2.2 Protection des personnes
Les objectifs de protection de la santé humaine sont « de gérer et de maîtriser les expositions aux rayonnements ionisants de manière à prévenir les réactions tissulaires et à réduire les risques d’effets stochastiques dans la mesure où cela est raisonnablement possible » (ICRP, 2007). La distinction entre les effets stochastiques et les réactions tissulaires (précédemment appelés « effets déterministes ») doit être examinée, en s’appuyant sur les progrès scientifiques réalisés dans la compréhension des effets des rayonnements sur la santé depuis la Publication 103 de la CIPR (ICRP, 2007) (par exemple, ICRP, 2012; Sect. 6.1).
L’objectif de prévenir les réactions tissulaires demeure valable, mais il existe des circonstances spécifiques dans lesquelles celles-ci peuvent être tolérées pour obtenir le bénéfice souhaitable d’une activité particulière. Dans certains cas médicaux, les réactions tissulaires sont un effet secondaire indésirable, mais tolérable, comme dans les traitements susceptibles de sauver la vie d’un patient et nécessitant des doses élevées de rayonnement ionisant. Des jugements similaires s’appliquent à certains aspects de l’exposition professionnelle, notamment en cas d’urgence. Autre exemple : il pourrait être impossible d’explorer l’espace au-delà de la lune sans subir certaines réactions tissulaires. Dans de tels cas, il peut être préférable de prendre des mesures telles qu’un suivi médical renforcé plutôt que d’éviter toute réaction tissulaire.

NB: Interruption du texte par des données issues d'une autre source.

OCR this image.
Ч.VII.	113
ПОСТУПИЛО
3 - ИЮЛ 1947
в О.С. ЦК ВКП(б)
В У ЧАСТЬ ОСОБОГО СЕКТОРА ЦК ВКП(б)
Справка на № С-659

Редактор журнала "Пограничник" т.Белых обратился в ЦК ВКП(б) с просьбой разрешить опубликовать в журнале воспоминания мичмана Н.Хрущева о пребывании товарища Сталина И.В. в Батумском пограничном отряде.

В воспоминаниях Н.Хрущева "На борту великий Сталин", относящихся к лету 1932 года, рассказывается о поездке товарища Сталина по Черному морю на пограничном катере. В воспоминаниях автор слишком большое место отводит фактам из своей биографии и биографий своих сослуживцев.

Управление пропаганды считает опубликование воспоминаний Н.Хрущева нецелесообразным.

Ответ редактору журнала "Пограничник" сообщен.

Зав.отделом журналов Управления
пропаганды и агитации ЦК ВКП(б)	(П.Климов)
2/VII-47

L’impact des effets stochastiques est reflété par le détriment radiologique qui repose sur la somme des risques de plusieurs cancers sur la vie entière, pondérée par la gravité de ces cancers, et intègre la possibilité d’effets héréditaires. Ce concept de détriment radiologique a été élaboré dans la Publication 60 de la CIPR (ICRP, 1991). Il doit être révisé et mis à jour afin de refléter l’évolution des connaissances scientifiques sur les risques et l’avis des experts concernant la létalité, la qualité de vie et les années de vie perdues. En outre, la reconnaissance explicite des différences en matière de détriment en fonction de l’âge au moment de l’exposition et entre les hommes et les femmes pourrait améliorer la clarté de l’application du système, en montrant notamment que les risques pour les jeunes enfants sont supérieurs à ceux pour les adultes, et que les risques pour les personnes âgées sont faibles.

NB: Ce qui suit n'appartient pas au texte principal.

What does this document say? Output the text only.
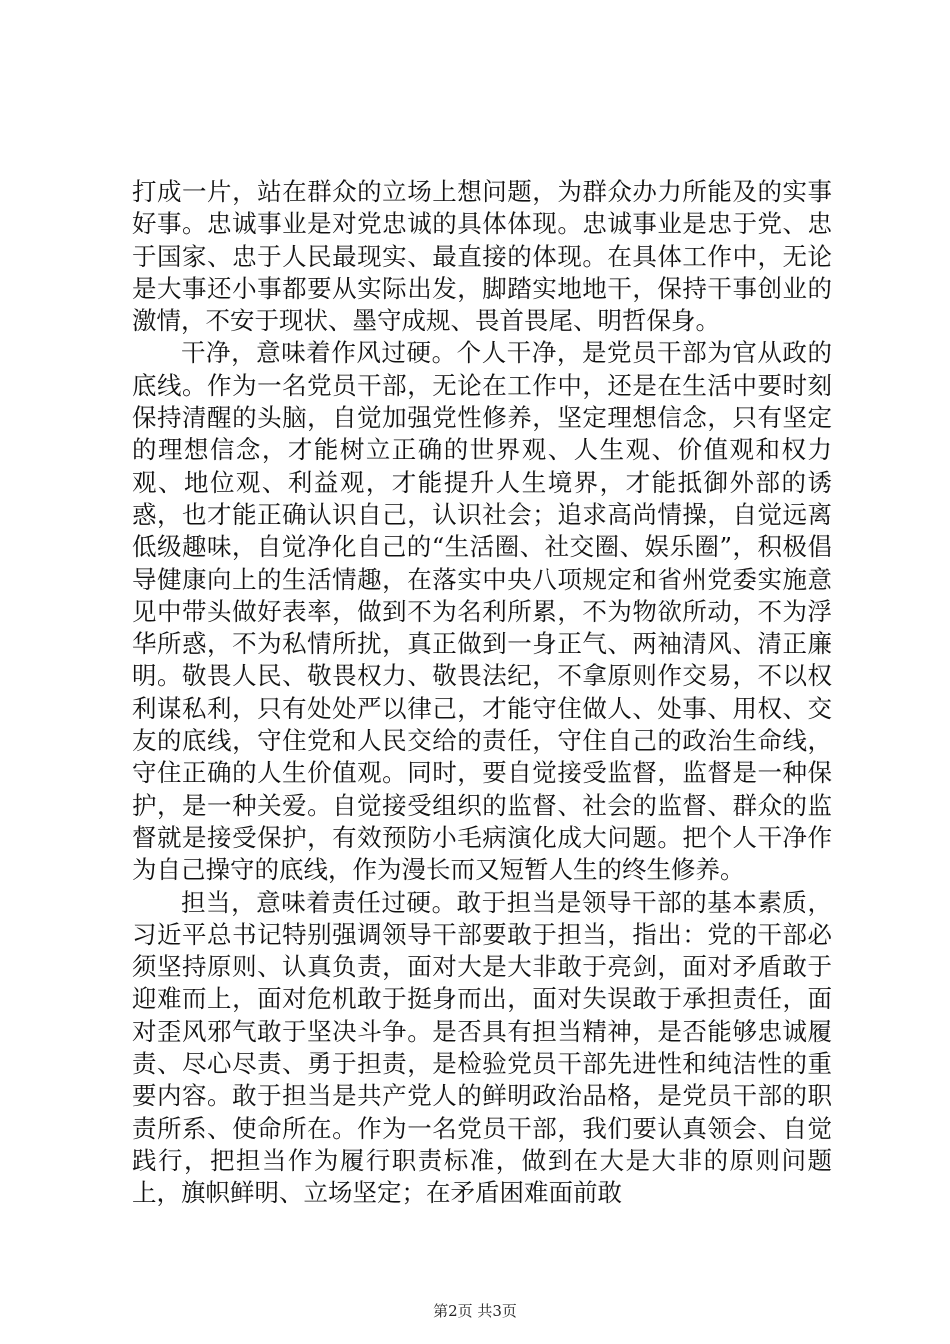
打成一片，站在群众的立场上想问题，为群众办力所能及的实事好事。忠诚事业是对党忠诚的具体体现。忠诚事业是忠于党、忠于国家、忠于人民最现实、最直接的体现。在具体工作中，无论是大事还小事都要从实际出发，脚踏实地地干，保持干事创业的激情，不安于现状、墨守成规、畏首畏尾、明哲保身。

干净，意味着作风过硬。个人干净，是党员干部为官从政的底线。作为一名党员干部，无论在工作中，还是在生活中要时刻保持清醒的头脑，自觉加强党性修养，坚定理想信念，只有坚定的理想信念，才能树立正确的世界观、人生观、价值观和权力观、地位观、利益观，才能提升人生境界，才能抵御外部的诱惑，也才能正确认识自己，认识社会；追求高尚情操，自觉远离低级趣味，自觉净化自己的“生活圈、社交圈、娱乐圈”，积极倡导健康向上的生活情趣，在落实中央八项规定和省州党委实施意见中带头做好表率，做到不为名利所累，不为物欲所动，不为浮华所惑，不为私情所扰，真正做到一身正气、两袖清风、清正廉明。敬畏人民、敬畏权力、敬畏法纪，不拿原则作交易，不以权利谋私利，只有处处严以律己，才能守住做人、处事、用权、交友的底线，守住党和人民交给的责任，守住自己的政治生命线，守住正确的人生价值观。同时，要自觉接受监督，监督是一种保护，是一种关爱。自觉接受组织的监督、社会的监督、群众的监督就是接受保护，有效预防小毛病演化成大问题。把个人干净作为自己操守的底线，作为漫长而又短暂人生的终生修养。

担当，意味着责任过硬。敢于担当是领导干部的基本素质，习近平总书记特别强调领导干部要敢于担当，指出：党的干部必须坚持原则、认真负责，面对大是大非敢于亮剑，面对矛盾敢于迎难而上，面对危机敢于挺身而出，面对失误敢于承担责任，面对歪风邪气敢于坚决斗争。是否具有担当精神，是否能够忠诚履责、尽心尽责、勇于担责，是检验党员干部先进性和纯洁性的重要内容。敢于担当是共产党人的鲜明政治品格，是党员干部的职责所系、使命所在。作为一名党员干部，我们要认真领会、自觉践行，把担当作为履行职责标准，做到在大是大非的原则问题上，旗帜鲜明、立场坚定；在矛盾困难面前敢

第2页 共3页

La protection est assurée en utilisant les grandeurs dosimétriques bien établies : dose absorbée et dose équivalente pour les organes et les tissus dans la prévention des réactions tissulaires ; dose efficace dans l’optimisation de la protection contre les effets stochastiques à faibles doses et faibles débits de dose. L’utilisation de ces grandeurs a été présentée dans la Publication 147 de la CIPR (ICRP, 2021a) où les faibles doses correspondent à un rayonnement à faible transfert linéique d’énergie (TLE) < 100 mGy sur les organes et les tissus, et les faibles débits de dose correspondent à un rayonnement < 5 mGy.h−1.
Le système traite principalement des effets sur la santé résultant directement de l’exposition aux rayonnements, tels que le cancer et les réactions tissulaires. Il convient également d’examiner comment traduire dans les objectifs de santé humaine la définition de la santé fournie par l’Organisation mondiale de la santé (OMS), à savoir « un état de complet bien-être physique, mental et social, et non pas seulement l’absence de maladie ou d’infirmité » (WHO, 1946).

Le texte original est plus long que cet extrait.